1989 hatte sich der Konsolen-Spielemarkt mehr als nur erholt. Nintendo erzielte in dem Jahr einen Jahresumsatz vom 2 Milliarden US Dollar. Insgesamt betrug der Jahresumsatz von Konsolenspielen 1989 3,4 Milliarden US Dollar. Der Disketten-Markt hingegen nur 250 Millionen Dollar. Wodurch auch Trip den Markt nicht länger als Nebeneinnahmequelle betrachten konnte. Er war jedoch ebenso wenig gewillt, Nintendos hohe Lizenzgebühren zu zahlen. Hinzu kamen die deutlich höheren Produktionskosten für die ROM Module, welche jedes Spiel zu einem höheren Risiko, als das gewöhnliche Computerspiel, machten.
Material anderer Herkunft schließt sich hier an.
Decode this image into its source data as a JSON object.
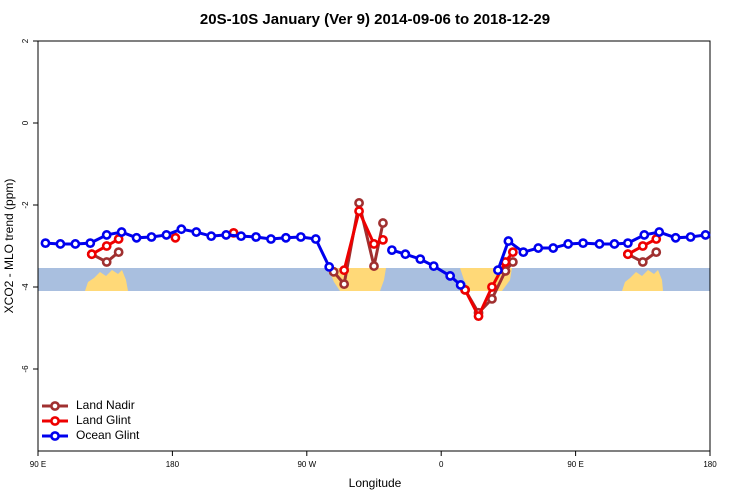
{
  "chart_data": {
    "type": "line",
    "title": "20S-10S January (Ver 9)   2014-09-06 to 2018-12-29",
    "x_label": "Longitude",
    "y_label": "XCO2 - MLO trend (ppm)",
    "xlim": [
      90,
      540
    ],
    "ylim": [
      -8,
      2
    ],
    "xticks": [
      {
        "value": 90,
        "label": "90 E"
      },
      180,
      {
        "value": 270,
        "label": "90 W"
      },
      {
        "value": 360,
        "label": "0"
      },
      {
        "value": 450,
        "label": "90 E"
      },
      {
        "value": 540,
        "label": "180"
      }
    ],
    "yticks": [
      2,
      0,
      -2,
      -4,
      -6
    ],
    "legend": "bottomleft",
    "series": [
      {
        "name": "Land Nadir",
        "color": "#a03030",
        "x": [
          126,
          136,
          144,
          null,
          288,
          295,
          305,
          315,
          321,
          null,
          376,
          385,
          394,
          403,
          408,
          null,
          485,
          495,
          504
        ],
        "values": [
          -3.2,
          -3.39,
          -3.15,
          null,
          -3.63,
          -3.93,
          -1.95,
          -3.49,
          -2.44,
          null,
          -4.07,
          -4.63,
          -4.29,
          -3.61,
          -3.39,
          null,
          -3.2,
          -3.39,
          -3.15
        ]
      },
      {
        "name": "Land Glint",
        "color": "#ee0000",
        "x": [
          126,
          136,
          144,
          null,
          182,
          null,
          221,
          null,
          295,
          305,
          315,
          321,
          null,
          376,
          385,
          394,
          403,
          408,
          null,
          485,
          495,
          504
        ],
        "values": [
          -3.2,
          -3.0,
          -2.83,
          null,
          -2.8,
          null,
          -2.68,
          null,
          -3.59,
          -2.15,
          -2.95,
          -2.85,
          null,
          -4.07,
          -4.71,
          -4.0,
          -3.39,
          -3.15,
          null,
          -3.2,
          -3.0,
          -2.83
        ]
      },
      {
        "name": "Ocean Glint",
        "color": "#0000ee",
        "x": [
          95,
          105,
          115,
          125,
          136,
          146,
          156,
          166,
          176,
          186,
          196,
          206,
          216,
          226,
          236,
          246,
          256,
          266,
          276,
          285,
          null,
          327,
          336,
          346,
          355,
          366,
          373,
          null,
          398,
          405,
          415,
          425,
          435,
          445,
          455,
          466,
          476,
          485,
          496,
          506,
          517,
          527,
          537
        ],
        "values": [
          -2.93,
          -2.95,
          -2.95,
          -2.93,
          -2.73,
          -2.66,
          -2.8,
          -2.78,
          -2.73,
          -2.59,
          -2.66,
          -2.76,
          -2.73,
          -2.76,
          -2.78,
          -2.83,
          -2.8,
          -2.78,
          -2.83,
          -3.51,
          null,
          -3.1,
          -3.2,
          -3.32,
          -3.49,
          -3.73,
          -3.95,
          null,
          -3.59,
          -2.88,
          -3.15,
          -3.05,
          -3.05,
          -2.95,
          -2.93,
          -2.95,
          -2.95,
          -2.93,
          -2.73,
          -2.66,
          -2.8,
          -2.78,
          -2.73
        ]
      }
    ]
  }
}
Trotz ihrer Innovationen, war Nintendo sehr engstirnig und da sie quasi das Monopol des Konsolenmarktes inne hatten, weigerten sie sich von ihren Prinzipien abzuweichen. Ein Umstand, der u.a. dazu führte, dass Atari Nintendo im Dezember 1988, wegen monopolistischer Geschäftspraktiken und dem Ausschließen von Entwicklern aus ihrem NES, verklagte.
Sega hatte mit ihrem 8-Bit Master System damals lediglich Nintendo kopiert und mit der Konsole eine Niederlage hinnehmen müssen. Aber während sich Nintendo noch auf den Lorbeeren ihres 8-Bit NES ausruhte, brachte Sega 1989 ihre 16-Bit Konsole, das Mega Drive, heraus. Und Sega war etwas einsichtiger, was ihre Lizenzgebühren anging. Also verhandelte Trip mit Segas Führung über bessere Konditionen. Er drohte Sega damit, schlichtweg Mega Drive Module zu produzieren, ohne Sega überhaupt Lizenzgebühren zu zahlen. Dadurch und weil EA bereits ein beeindruckendes Spiele-Portfolio besaß, das sie nur noch fürs Mega Drive umsetzen mussten, lenkte Sega letztlich ein. Für Electronic Arts Entwickler war die Mega Drive Hardware außerdem die ideale Weiterentwicklung ihrer bisherigen Laufbahn. Denn im Gegensatz zu Nintendos Konsolen, basierte es genauso wie der Mac, Amiga und Atari ST auf Motorolas 68.000 Prozessor. Womit sie sich auf bekanntem Terrain befanden und wodurch EA tatsächlich ohne Segas Zutun bereits dank Reverse-Engineering ein Development-Kit besaß.